Try using plenaries and starters for mini-presentations: set up a rota and ask a different student to recap previous learning or summarise new learning. During lessons you could also ask students to articulate their own ideas and build on each other’s verbally, before writing anything down.
Support less confident students by preparing them in advance; let them know that you’ll ask them to present their ideas to the rest of the group so they have a chance to plan what they are going to say.
Speech events take time; rushing through 30 presentations in 45 minutes will give the impression that you don’t think they’re important enough to spend more time on, so plan larger speech events carefully.
All students should take part in formal presentations individually and as part of larger groups. You can also plan formal, structured debates with opening and closing statements and sequenced contributions. Share guidelines for the content, length and style you want and devote time to feeding back afterwards. Eventually students will manage the whole debate, from start to finish, without your input.
For homework, ask students to memorise a poem or speech and get them to recite their choice to the rest of the group. Use videos of great public speakers (like Martin Luther King) to help them prepare.

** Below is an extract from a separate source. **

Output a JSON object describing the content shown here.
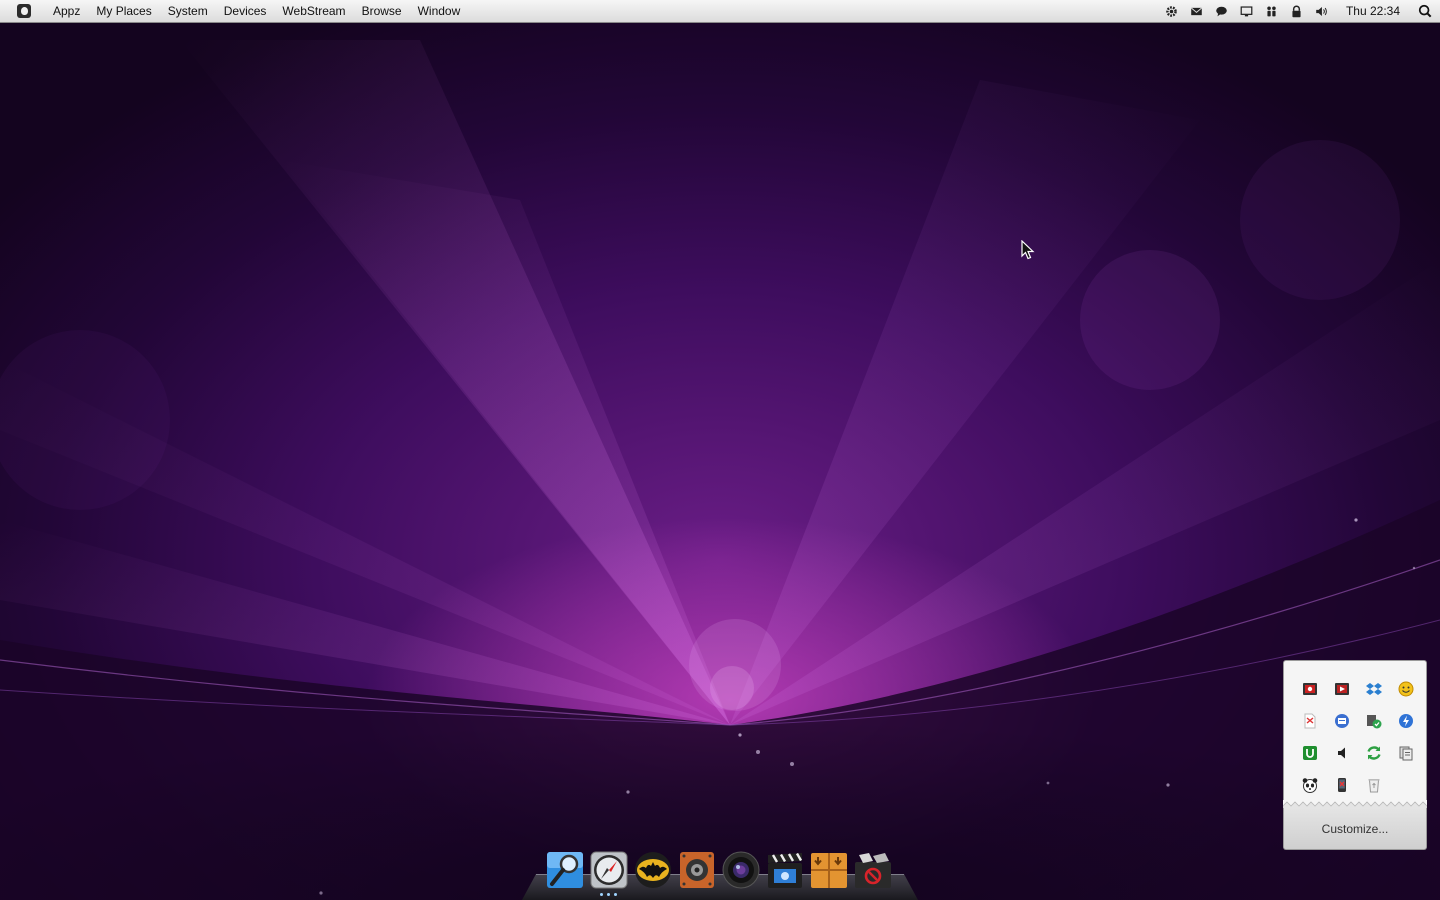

Set high expectations of students’ speeches – they should value the development of skilful speech as highly as they do reading or writing. Make your expectations explicit and ensure that students redo any work that is substandard.
Want to know more?
- Fitch A (2015) Spoken Literacy and Rhetoric in the Classroom (A HGS resource). In Sherrington T Making speech count: Rhetoric in practice. Available at: https://teacherhead.com/2015/09/09/making-speech-count-rhetoric-in-practice/ (accessed 11 January 2019).
See also the following Compact Guides: Think-Pair-Share, Say It Again Better and Dialogic Questioning.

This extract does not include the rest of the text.